I can’t remember the last time a Democratic and a Republican legislative leader walked together through the doors of the Chicago Sun-Times, or any newspaper, to jointly ask for the paper’s support on a major issue.

Senate President John Cullerton and Republican Leader Christine Radogno paid such a visit to the Sun-Times Editorial Board Thursday afternoon.

It was refreshing.

OPINION

Cullerton and Radogno, as you might have read, have been working together to bring an end to Illinois’ two-year old budget impasse.

They’ve cobbled together a far-reaching package of legislative measures in an effort to reach a compromise.
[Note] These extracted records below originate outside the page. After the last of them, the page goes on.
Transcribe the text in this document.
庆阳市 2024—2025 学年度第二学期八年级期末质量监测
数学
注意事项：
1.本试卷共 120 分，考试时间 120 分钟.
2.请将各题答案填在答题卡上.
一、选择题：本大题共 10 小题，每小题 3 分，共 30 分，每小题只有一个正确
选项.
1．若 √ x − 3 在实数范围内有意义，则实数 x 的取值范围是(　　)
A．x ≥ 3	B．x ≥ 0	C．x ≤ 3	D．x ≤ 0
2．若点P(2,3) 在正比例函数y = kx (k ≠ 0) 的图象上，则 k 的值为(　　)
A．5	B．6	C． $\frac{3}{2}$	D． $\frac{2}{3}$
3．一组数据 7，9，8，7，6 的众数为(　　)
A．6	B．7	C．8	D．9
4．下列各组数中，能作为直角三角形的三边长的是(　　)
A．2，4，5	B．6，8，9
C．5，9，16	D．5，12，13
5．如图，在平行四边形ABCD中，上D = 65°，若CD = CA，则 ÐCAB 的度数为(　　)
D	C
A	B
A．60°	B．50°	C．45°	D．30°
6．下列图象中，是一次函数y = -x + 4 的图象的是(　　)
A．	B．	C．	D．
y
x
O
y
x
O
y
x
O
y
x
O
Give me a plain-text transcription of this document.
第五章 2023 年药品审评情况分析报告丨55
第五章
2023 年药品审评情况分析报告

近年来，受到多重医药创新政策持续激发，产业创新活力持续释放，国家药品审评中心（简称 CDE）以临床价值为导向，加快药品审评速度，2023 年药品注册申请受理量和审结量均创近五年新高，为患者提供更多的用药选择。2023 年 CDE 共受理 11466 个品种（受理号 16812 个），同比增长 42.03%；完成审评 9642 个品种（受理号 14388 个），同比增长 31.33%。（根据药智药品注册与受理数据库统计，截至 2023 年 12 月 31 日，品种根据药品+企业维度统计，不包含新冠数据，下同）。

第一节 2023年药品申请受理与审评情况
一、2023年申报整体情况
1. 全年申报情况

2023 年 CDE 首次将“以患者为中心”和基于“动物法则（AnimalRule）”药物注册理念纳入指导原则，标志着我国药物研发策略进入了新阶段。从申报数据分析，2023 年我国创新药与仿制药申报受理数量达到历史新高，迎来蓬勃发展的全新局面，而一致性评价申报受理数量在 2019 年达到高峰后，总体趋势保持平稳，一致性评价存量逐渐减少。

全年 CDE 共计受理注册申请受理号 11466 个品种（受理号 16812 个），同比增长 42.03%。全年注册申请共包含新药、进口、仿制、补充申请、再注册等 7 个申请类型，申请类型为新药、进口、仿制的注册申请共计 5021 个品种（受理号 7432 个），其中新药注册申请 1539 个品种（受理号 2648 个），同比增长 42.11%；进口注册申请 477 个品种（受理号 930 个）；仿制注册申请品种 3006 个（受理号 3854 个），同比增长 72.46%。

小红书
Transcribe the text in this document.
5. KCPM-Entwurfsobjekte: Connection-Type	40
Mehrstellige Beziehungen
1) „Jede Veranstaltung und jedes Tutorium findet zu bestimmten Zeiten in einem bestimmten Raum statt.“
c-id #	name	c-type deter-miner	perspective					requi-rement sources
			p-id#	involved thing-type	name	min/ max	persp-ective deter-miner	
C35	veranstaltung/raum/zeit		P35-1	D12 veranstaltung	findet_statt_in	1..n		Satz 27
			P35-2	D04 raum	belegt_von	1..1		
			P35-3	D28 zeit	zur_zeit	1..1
RELATED: Senate leaders push budget plan, won’t cap income tax hike

There are 13 pieces of legislation in all, containing everything from an income tax increase to a temporary property tax freeze to a new school funding formula and massive gambling expansion that includes a Chicago casino.

Any one of these bills would be a heavy lift in normal times, but the Senate leaders have tied them all together so that if one measure fails, the whole package fails.

It’s a rare, maybe unprecedented, tactic, with actual language in the individual bills tying the fate of each to the others. Neither Cullerton nor Radogno could recall trying this approach on so large a scale.

The idea is that everybody gives something, and everybody gets something, a true compromise. But it’s also a lot of moving parts, making it that much easier for somebody to gum up the works, which is why they are seeking support.

Some people are already saying the individual pieces of legislation don’t go far enough to fix the problems in Illinois government. Others say they go too far.

Cullerton and Radogno aren’t in love with everything they are putting forward either, but in their presentation to the Sun-Times, they swallowed their differences to present a united front and side-stepped opportunities for laying blame.

That was refreshing, too.

The compromise only involves the Senate, and even that is tenuous, as individual senators come under pressure to vote against portions of the deal.

The Senate leaders say they have consulted neither Gov. Bruce Rauner nor House Speaker Michael Madigan in shaping their agreement.

“The goal here is to show that we’re not working with the governor or against the governor. We’re not working with the House or against the House,” is how Cullerton explained it Thursday.

That might prove the undoing of the Senate plan, or it might outmaneuver the more powerful duo who have been front and center in the political standoff since Rauner’s election in 2014.

Democrats are coming under fire for proposals that would cut the costs of public pensions and make the workers compensation system less costly to employers.

Republicans will have trouble supporting the income tax increase in particular. The proposal would take the individual income tax rate back up to 4.95 percent, just short of the temporary 5 percent rate that the Legislature allowed to lapse after Rauner made it a political hot potato and Democrats chickened out.

Cullerton and Radogno, who promised to cast their own vote for each of the 13 bills, say they plan to pass the legislation through the Senate next week, and then hope the House will be forced to engage in compromise of its own.

It’s very difficult to force Madigan’s hand, but in the interest of self-preservation for his members — and retaining the House leadership he covets above all else — it’s possible the Senate moves will motivate him to find common ground as well.

The possibility that voters will blame them all — and hold them accountable in 2018 — is part of what moved both Democrat and Republican senators to insist that their leaders look harder for bipartisan solutions.

Blessed are the peacemakers, even in Illinois politics.